Lisa Birke & Heather Benning

 Kein Heim in Sicht – Gleich Gewicht 

Lisa Birke & Heather Benning

Opening Launch 7th of April, 2017

Poetry Lecture and Artist Talk with Sheri Benning and Heather Benning 11th of April, 2018 7pm

Screening Show with Lisa Birke 28th of April, 7 pm

KEIN HEIM IN SICHT _ GLEICHGEWICHT





Photocredits Michael Koch 2018

KEIN HEIM IN SICHT _ GLEICHGEWICHT is a conversation between two voices based in the Canadian Prairie, Heather Benning, a classical sculptor with a contemporary approach to media and material and Lisa Birke, performance-for-video artist.

Both artists deal with relateable themes and everyday fears even though their works are based in different materials and genres.

„All Safety Gone“ by Heather Benning refers to John Steinbeck´s East of Eden, a novel about precarious economic situations and family troubles. 

While Benning completing her MFA in Edinburg, she created the three sculptures which are direct referenced to that novel.

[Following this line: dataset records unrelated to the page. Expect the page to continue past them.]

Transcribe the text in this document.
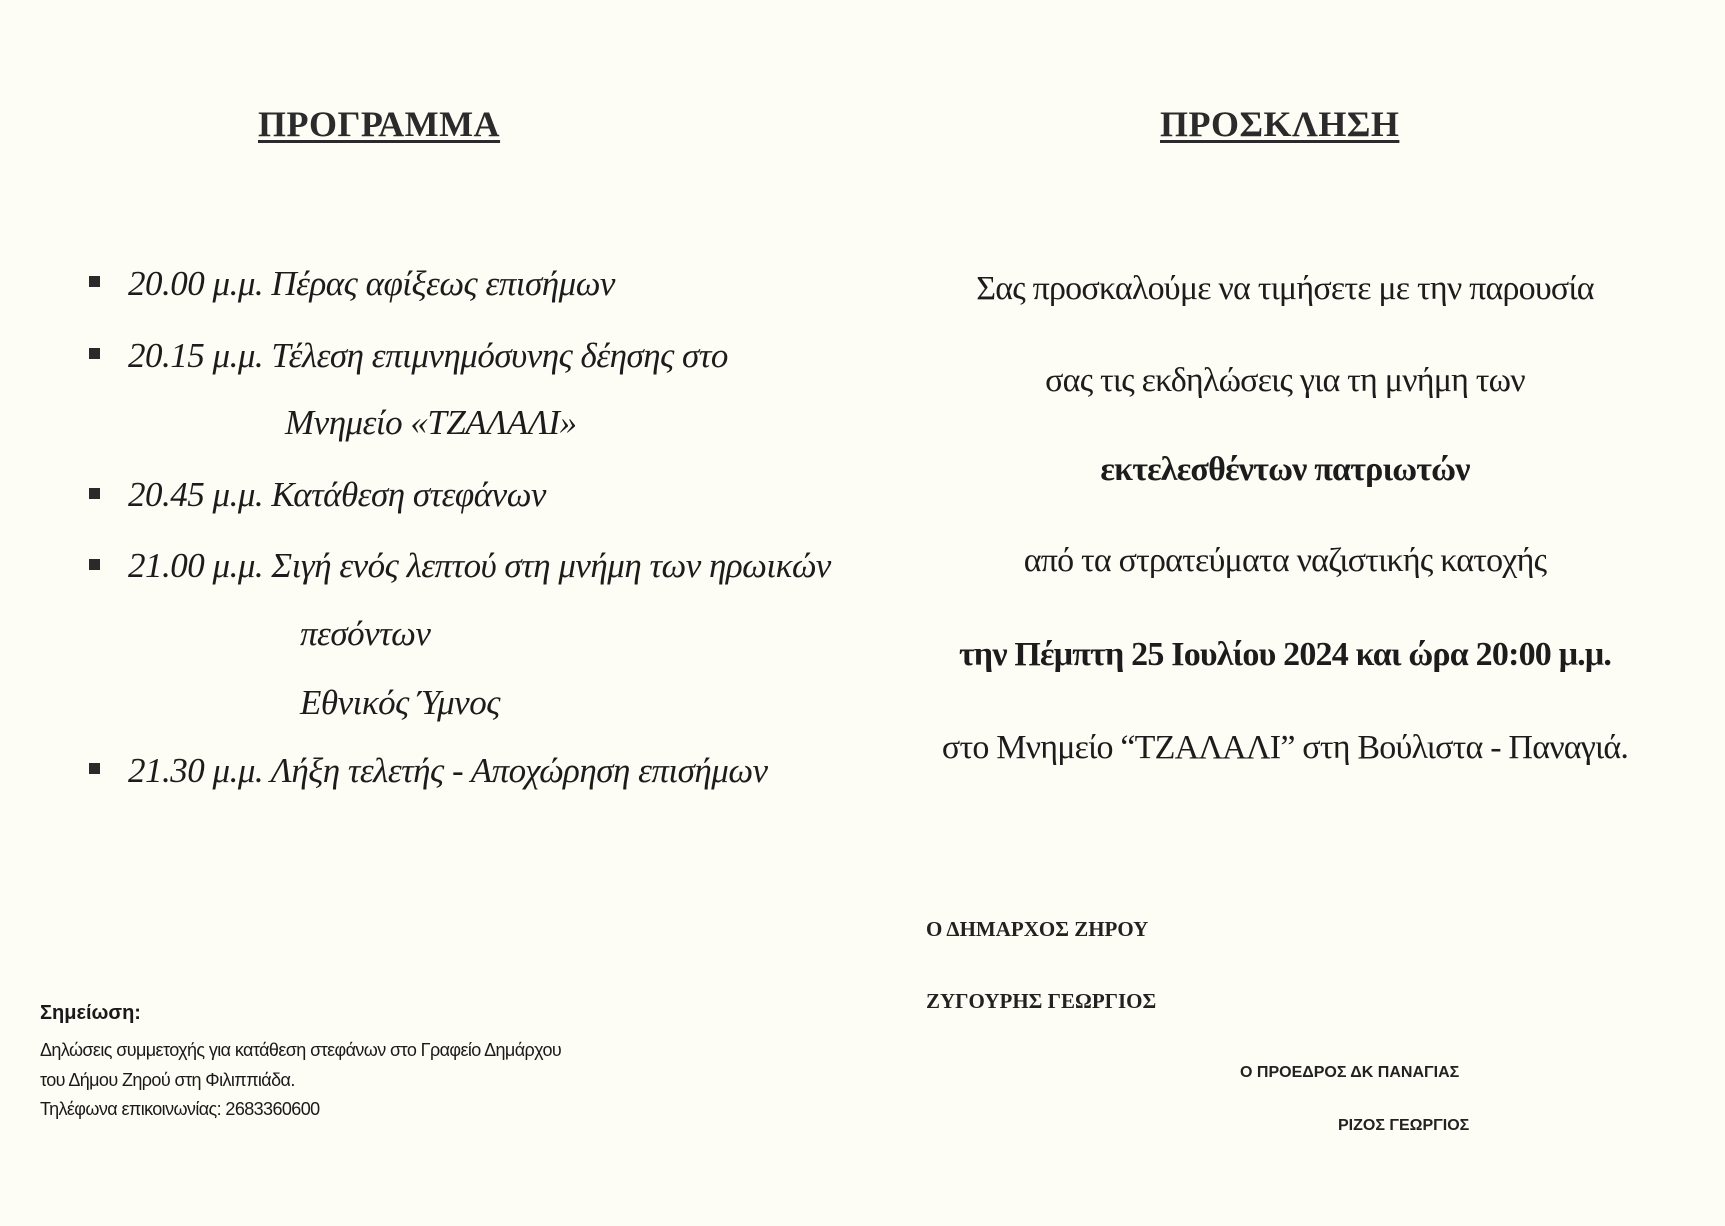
ΠΡΟΓΡΑΜΜΑ
20.00 μ.μ. Πέρας αφίξεως επισήμων
20.15 μ.μ. Τέλεση επιμνημόσυνης δέησης στο
Μνημείο «ΤΖΑΛΑΛΙ»
20.45 μ.μ. Κατάθεση στεφάνων
21.00 μ.μ. Σιγή ενός λεπτού στη μνήμη των ηρωικών
πεσόντων
Εθνικός Ύμνος
21.30 μ.μ. Λήξη τελετής - Αποχώρηση επισήμων
ΠΡΟΣΚΛΗΣΗ
Σας προσκαλούμε να τιμήσετε με την παρουσία
σας τις εκδηλώσεις για τη μνήμη των
εκτελεσθέντων πατριωτών
από τα στρατεύματα ναζιστικής κατοχής
την Πέμπτη 25 Ιουλίου 2024 και ώρα 20:00 μ.μ.
στο Μνημείο “ΤΖΑΛΑΛΙ” στη Βούλιστα - Παναγιά.
Ο ΔΗΜΑΡΧΟΣ ΖΗΡΟΥ
ΖΥΓΟΥΡΗΣ ΓΕΩΡΓΙΟΣ
Ο ΠΡΟΕΔΡΟΣ ΔΚ ΠΑΝΑΓΙΑΣ
ΡΙΖΟΣ ΓΕΩΡΓΙΟΣ
Σημείωση:
Δηλώσεις συμμετοχής για κατάθεση στεφάνων στο Γραφείο Δημάρχου
του Δήμου Ζηρού στη Φιλιππιάδα.
Τηλέφωνα επικοινωνίας: 2683360600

The Gods Have Fallen, the girl standing on whitewashed pallets

Everything is Only for a Day – the boy with a rabbit 

Descended of the Restless – black dog chasing his tail

The work was created between 2008 and 2009, during the economic crisis and the following collapse. The personally experience was also influencing the creation of the figures. The common feeling of pulling the ground under our feet and the fear of a uncertain future affects the artistic procedure as well.

‚The Knits‘ follows the arduous task of knitting a sweater, while at the same time watching this same sweater unravel as it makes its way across Canada. Along the way, the film tugs at the crossed threads of familial ties, art versus craft, gendered materiality, and the relationship we have with mother nature and her great divide.    

“The Knits” is a loving yet humorous homage to the artist’s mother and her chronic affliction of “the Knits”. 

„Endgame“ is a rumination on dualistic thinking as pitfall of the human condition—metaphorically situated in both personal conflict within the self and interpersonal conflict between groups of people from a socio-political standpoint. In a single-channel video installation, good and evil, us and them, brawn and beauty, and black and white are pitted against one another in a psychological drama where no winner can be declared. A field of ladies, one side clad in white dresses and the other in black, stand face-to-face entrapped within a choreographed and mythological battle of will and death that is locked in an eternal stalemate.   

HEATHER BENNING

Heather Benning currently lives and works in rural Saskatchewan. She completed a bachelor of fine arts degree from Nova Scotia College of Art and Design in 2004, and a master of sculpture at Edinburgh College of Art in 2009. Between her degrees, Benning returned to Saskatchewan, where she completed several large-scale, site-specific installations. She has had numerous solo and group shows throughout Canada and abroad.  Heather’s work has been reviewed in Canadian Art magazine, Sculpture magazine, Galleries West, Espace, and Uppercase Magazine, Studio Magazine, The Paris Review, and The Nation Post, etc.  She is predominantly a sculptor that dabbles in multimedia.

LISA BIRKE

Lisa Birke is an award winning Canadian experimental short film maker who situates between the traditions of painting, digital video and performance art. She has had solo exhibitions across Canada and her short films have been screened at film/video festivals and media centres internationally, including amongst others: Vancouver International Film Festival (Canada), Slamdance Film Festival (US). Birke created projects for CAFKA (Contemporary Art Forum Kitchener and Area), the Kitchener Waterloo Art Gallery in 2016 and has just completed “The Knits” with the support of an Ontario Arts Council Media Artists Project Creation Grant.

Lisa Birke examines notions of ‘self’ through the lens of gender, bringing the cultural tropes of woman into focus and into question. Filmed unaccompanied in the Canadian landscape, absurd yet insightful performative acts become entangled in nuanced and complex narratives in single and multichannel video works that make reference to art history, mythology and popular culture. Birke is currently Assistant Professor of Digital and Extended Media at the University of Saskatchewan.